Konsumsi Sirih Pinang di
desanya sudah menjadi kebiasaan warga sehari-hari atau semacam budaya yang
sudah turun menurun dari leluhur. Nah . . salah satu bahan utama dari pembuatan
Sirih Pinang tersebut, yaitu daun sirih. Daun sirih itu bisa ditanam atau beli
di pekan (hari pasaran). Apabila mau ke pasar bertepatan dengan hari pasaran
(hanya seminggu sekali), bisa menempuh perjalanan dengan berjalan kaki sejauh 8-10
km.
Budaya warga desa yang selalu
menyuguhkan Sirih Pinang kepada setiap orang yang bertamu, membuat penggunaan
daun sirih, kapur, gambir, pinang, dan tembakau di desanya sangat tinggi. Lalu Teman
ini yang masih sekolah di tingkat sekolah dasar (SD) pada waktu itu, tiba-tiba
terbersit sebuah pemikiran untuk berusaha dengan berdagang daun sirih. Timbulnya
pemikiran untuk berusaha dan berdagang daun sirih, karena daun sirih merupakan bahan
utama Sirih Pinang pada waktu menyajikan konsumsi Sirih Pinang kepada tamu yang
berkunjung di rumah.
Sehubungan dengan
kebiasaan warga desa untuk mengkonsumsi Sirih Pinang dalam kehidupan mereka
sehari-hari, sering warga mencari atau meminta daun sirih kepada tetangga, atau
kadang kehabisan daun sirih. Karena keadaan warga yang sering kehabisan daun
sirih, lalu Teman ini berangkat ke pekan (hari pasaran) pada pagi hari, untuk
membeli berpuluh-puluh ikat daun sirih, untuk dibawa ke desanya. Lalu Teman ini
mulailah berdagang daun sirih di desanya.
Berapa harga satu ikat
daun sirih di desanya, bila ada warga yang mau membeli daun sirih? Anehnya Teman
ini bukan menentukan harga sirih dengan menggunakan uang rupiah, tetapi
menentukan harga satu ikat daun sirih, dengan menukarkannya dengan padi kering sebanyak
¾ liter padi. Mengapa harga sirih ditukar dengan takaran sebanyak ¾ liter padi?

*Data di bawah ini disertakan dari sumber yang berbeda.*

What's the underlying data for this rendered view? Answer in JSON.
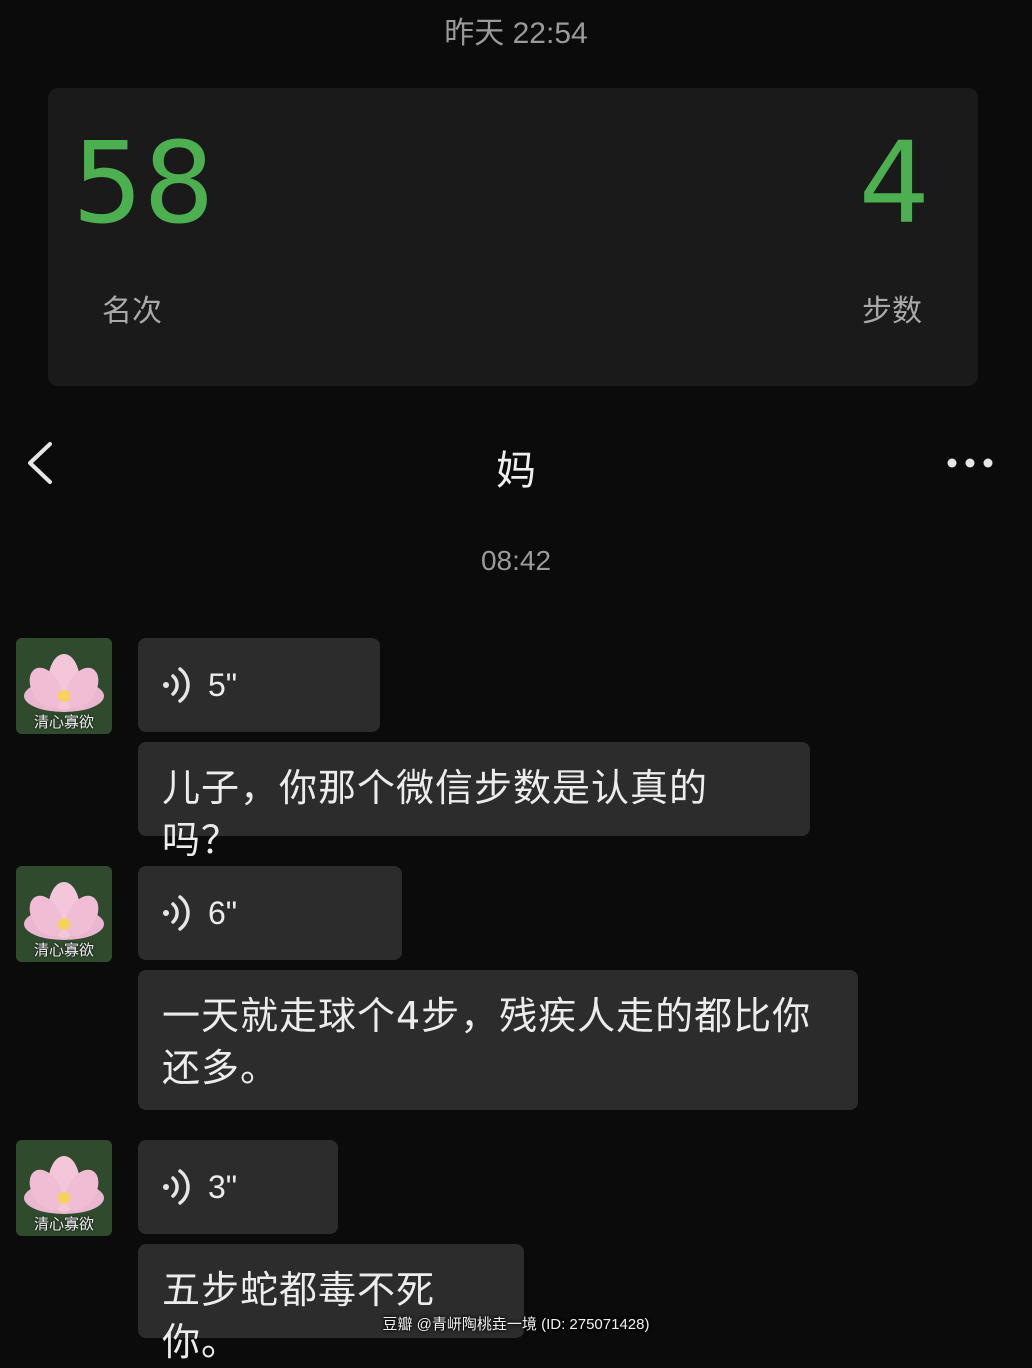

Karena hampir semua warga yang bertempat tinggal di desa tersebut, pekerjaannya
adalah petani dan pekebun, serta sebagian bekerja sebagai nelayan.
Wow . . dagangan daun
sirih Teman ini termasuk sangat laris, tidak sampai 1 (satu) minggu dagangan
daun sirih sudah habis dibeli para tetangga. Keadaan yang seperti ini, semakin
memberikan semangat kepada Teman ini untuk terus berdagang daun sirih di
desanya.
Sebagai pedagang daun
sirih, Teman berusaha memelihara daun sirih dengan merendamnya di air yang bersih,
supaya pada waktu ada yang mau beli daun sirih, tampilannya kelihatan tetap segar.

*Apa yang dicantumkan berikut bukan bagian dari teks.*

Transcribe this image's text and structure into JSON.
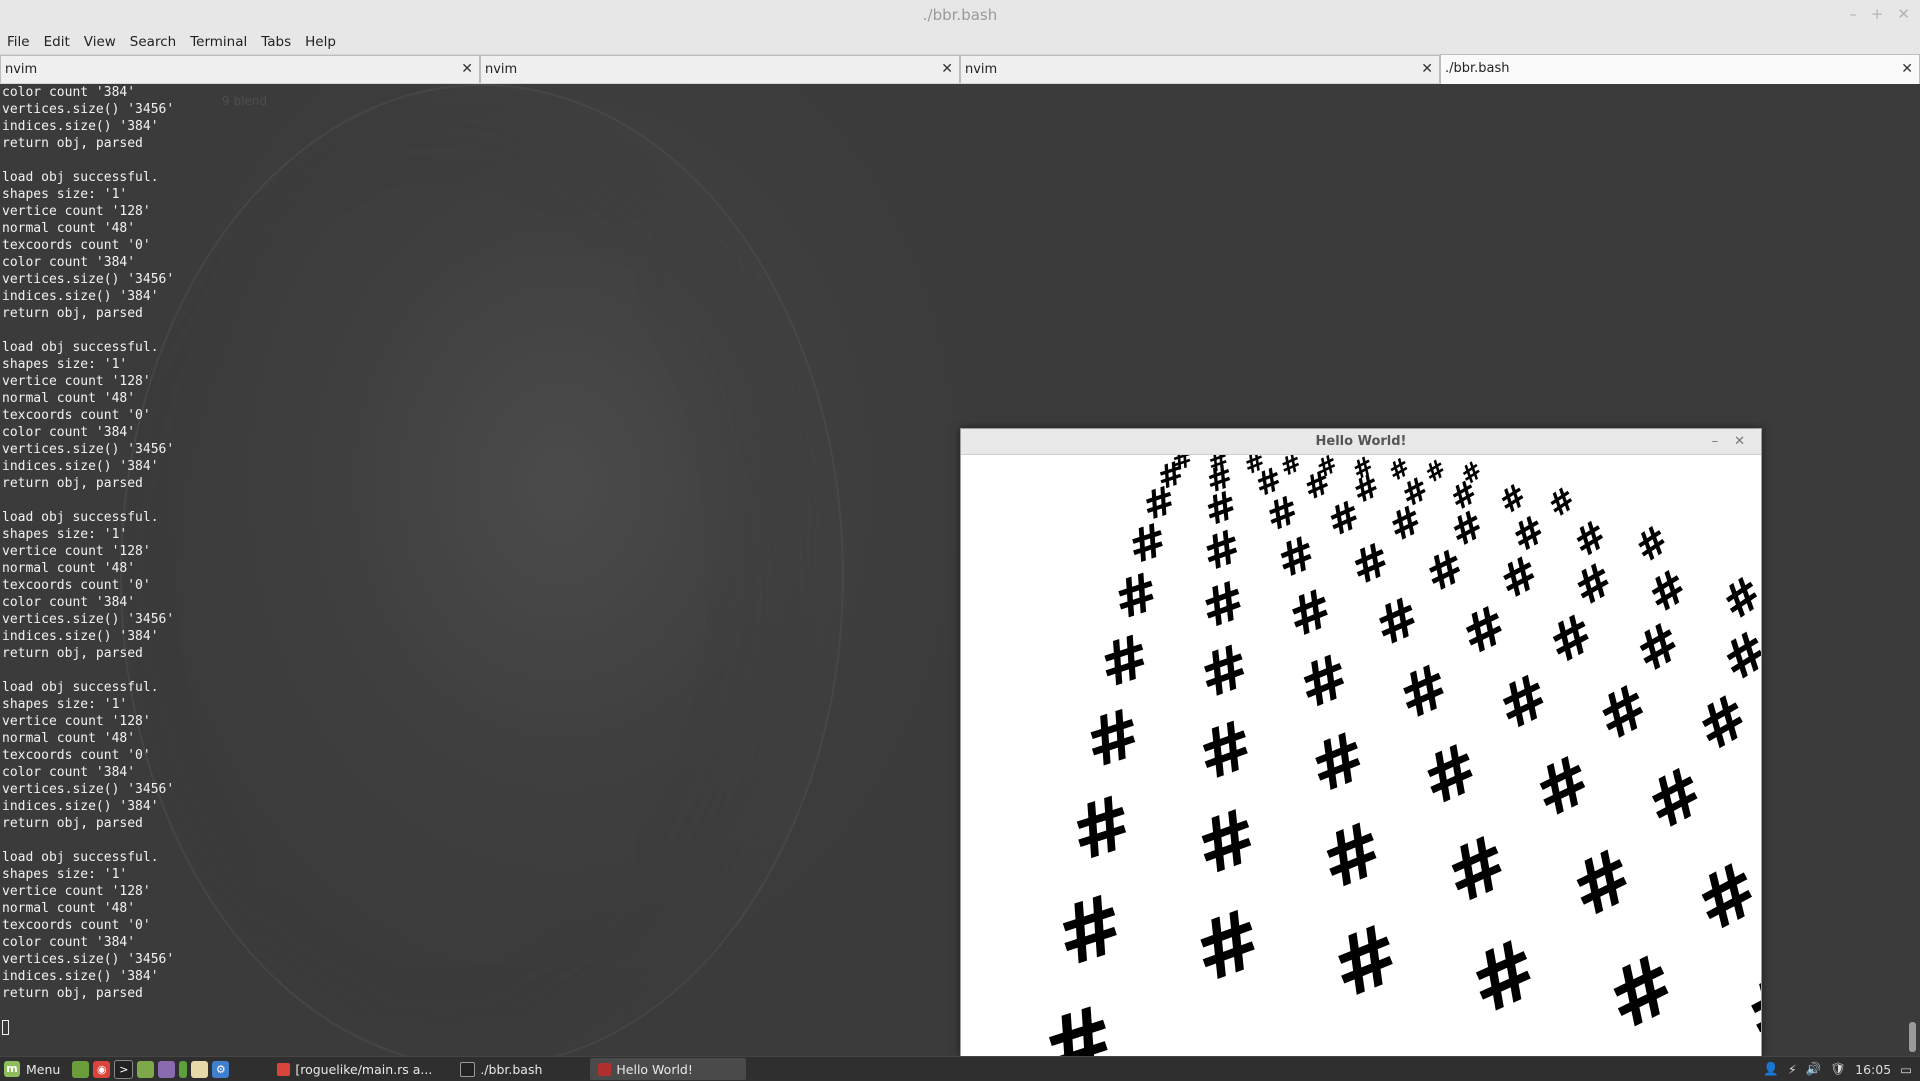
{
  "window": {
    "title": "./bbr.bash",
    "min": "–",
    "max": "+",
    "close": "✕"
  },
  "menubar": [
    "File",
    "Edit",
    "View",
    "Search",
    "Terminal",
    "Tabs",
    "Help"
  ],
  "tabs": [
    {
      "label": "nvim",
      "close": "✕"
    },
    {
      "label": "nvim",
      "close": "✕"
    },
    {
      "label": "nvim",
      "close": "✕"
    },
    {
      "label": "./bbr.bash",
      "close": "✕"
    }
  ],
  "terminal": {
    "background_text": "9 blend",
    "lines": [
      "color count '384'",
      "vertices.size() '3456'",
      "indices.size() '384'",
      "return obj, parsed",
      "",
      "load obj successful.",
      "shapes size: '1'",
      "vertice count '128'",
      "normal count '48'",
      "texcoords count '0'",
      "color count '384'",
      "vertices.size() '3456'",
      "indices.size() '384'",
      "return obj, parsed",
      "",
      "load obj successful.",
      "shapes size: '1'",
      "vertice count '128'",
      "normal count '48'",
      "texcoords count '0'",
      "color count '384'",
      "vertices.size() '3456'",
      "indices.size() '384'",
      "return obj, parsed",
      "",
      "load obj successful.",
      "shapes size: '1'",
      "vertice count '128'",
      "normal count '48'",
      "texcoords count '0'",
      "color count '384'",
      "vertices.size() '3456'",
      "indices.size() '384'",
      "return obj, parsed",
      "",
      "load obj successful.",
      "shapes size: '1'",
      "vertice count '128'",
      "normal count '48'",
      "texcoords count '0'",
      "color count '384'",
      "vertices.size() '3456'",
      "indices.size() '384'",
      "return obj, parsed",
      "",
      "load obj successful.",
      "shapes size: '1'",
      "vertice count '128'",
      "normal count '48'",
      "texcoords count '0'",
      "color count '384'",
      "vertices.size() '3456'",
      "indices.size() '384'",
      "return obj, parsed"
    ]
  },
  "hello_window": {
    "title": "Hello World!",
    "min": "–",
    "close": "✕",
    "glyph": "#"
  },
  "taskbar": {
    "menu_label": "Menu",
    "launchers": [
      "show-desktop-icon",
      "chrome-icon",
      "terminal-icon",
      "files-icon",
      "image-viewer-icon",
      "battery-app-icon",
      "text-editor-icon",
      "settings-icon"
    ],
    "items": [
      {
        "label": "[roguelike/main.rs a...",
        "icon": "chrome-icon",
        "active": false
      },
      {
        "label": "./bbr.bash",
        "icon": "terminal-icon",
        "active": false
      },
      {
        "label": "Hello World!",
        "icon": "app-window-icon",
        "active": true
      }
    ],
    "clock": "16:05"
  },
  "colors": {
    "terminal_bg": "#3e3e3e",
    "terminal_text": "#f2f2f2",
    "taskbar_bg": "#2f2f2f",
    "mint_green": "#8fbc5c"
  }
}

Jadi, semacam kulkasnya orang desa pada masa itu, sehingga daun sirih tetap tampil
segar hehehe.
Nah . . setelah mendapatkan banyak padi, sebagai
ganti harga dari pembelian daun sirih, lalu padi tersebut dijemur di sinar
matahari supaya kering. Kalau padinya sudah kering, lalu ditumbuk supaya
menjadi beras, kemudian beras dijual di kota kecil yang merupakan pasar jual
beli barang di wilayah itu, atau pasar kecil yang besarnya sedikit di bawah kota
Muntilan di Jawa Tengah (Jateng).
Jadilah Teman ini
sebagai pedagang daun sirih serta pedagang beras kecil-kecilan di desanya. Artinya,
Teman ini sudah bisa dikatakan sebagai seorang wirausaha ala anak desa hehehe.

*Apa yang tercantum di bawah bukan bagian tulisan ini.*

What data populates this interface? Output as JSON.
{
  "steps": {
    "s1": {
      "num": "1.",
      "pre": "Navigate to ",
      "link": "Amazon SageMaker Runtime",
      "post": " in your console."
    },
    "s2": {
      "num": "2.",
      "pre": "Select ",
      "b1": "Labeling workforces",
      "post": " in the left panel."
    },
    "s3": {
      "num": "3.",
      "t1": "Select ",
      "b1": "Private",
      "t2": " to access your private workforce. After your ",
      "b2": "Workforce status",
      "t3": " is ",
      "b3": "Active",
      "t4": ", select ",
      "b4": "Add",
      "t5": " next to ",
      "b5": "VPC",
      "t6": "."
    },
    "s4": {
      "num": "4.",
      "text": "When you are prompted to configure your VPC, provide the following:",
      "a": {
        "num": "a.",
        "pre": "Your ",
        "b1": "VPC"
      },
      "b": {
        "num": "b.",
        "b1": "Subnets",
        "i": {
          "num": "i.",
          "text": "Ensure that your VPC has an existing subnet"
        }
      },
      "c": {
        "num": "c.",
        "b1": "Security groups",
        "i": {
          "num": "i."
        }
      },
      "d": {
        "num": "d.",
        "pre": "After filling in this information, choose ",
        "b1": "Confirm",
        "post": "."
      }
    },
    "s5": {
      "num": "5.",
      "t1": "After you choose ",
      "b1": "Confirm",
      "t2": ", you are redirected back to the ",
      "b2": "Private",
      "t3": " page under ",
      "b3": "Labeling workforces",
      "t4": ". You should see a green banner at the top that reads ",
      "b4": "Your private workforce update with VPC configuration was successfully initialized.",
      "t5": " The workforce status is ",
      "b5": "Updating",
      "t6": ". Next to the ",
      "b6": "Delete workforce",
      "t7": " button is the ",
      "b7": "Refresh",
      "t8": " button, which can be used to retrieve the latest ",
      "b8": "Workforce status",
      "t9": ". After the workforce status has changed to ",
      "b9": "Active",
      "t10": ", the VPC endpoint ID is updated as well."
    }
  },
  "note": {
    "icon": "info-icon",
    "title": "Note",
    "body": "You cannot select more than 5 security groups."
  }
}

Inilah awal mula dari usaha Teman ini, yaitu mengamati kebutuhan-kebutuhan tetangga
dan warga desa sehari-hari, dan memberi kemudahan bagi warga desa untuk
bertransaksi, dengan menggunakan padi kering pada waktu mau membeli daun sirih.
Hasil
dari pengamatan Teman ini terhadap masalah yang dihadapi oleh warga desa di kampungnya,
merupakan jurus awal yang
harus segera dilakukan jika berwirausaha, yaitu: 1. Berani memulai; 2. Berani
menanggung risiko; 3. Penuh perhitungan; 4. Memiliki rencana yang jelas; 5.
Tidak pernah puas dan putus asa; 6. Optimis dan penuh keyakinan; 7. Memiliki
tanggung jawab; dan 8. Memiliki etika dan moral (Sulaeman, 2021). Melalui jurus
ini, maka langkah selanjutnya perlu mendalami ciri-ciri yang harus dimiliki
oleh sang wirausaha tersebut.
Sang wirausaha atau wiraswasta tersebut harus didukung dengan ciri-ciri sebagai berikut: 1. Memiliki sifat
jujur; 2. Disiplin waktu; 3. Cerdas finansial; 4. Memiliki komitmen tinggi; 5.
Kreatif dan inovatif; 6. Mandiri dan realistis; 7. Pandai dan berprestasi; dan
8. Terampil. Ciri-ciri wirausaha yang lain disampaikan oleh Geoffrey G.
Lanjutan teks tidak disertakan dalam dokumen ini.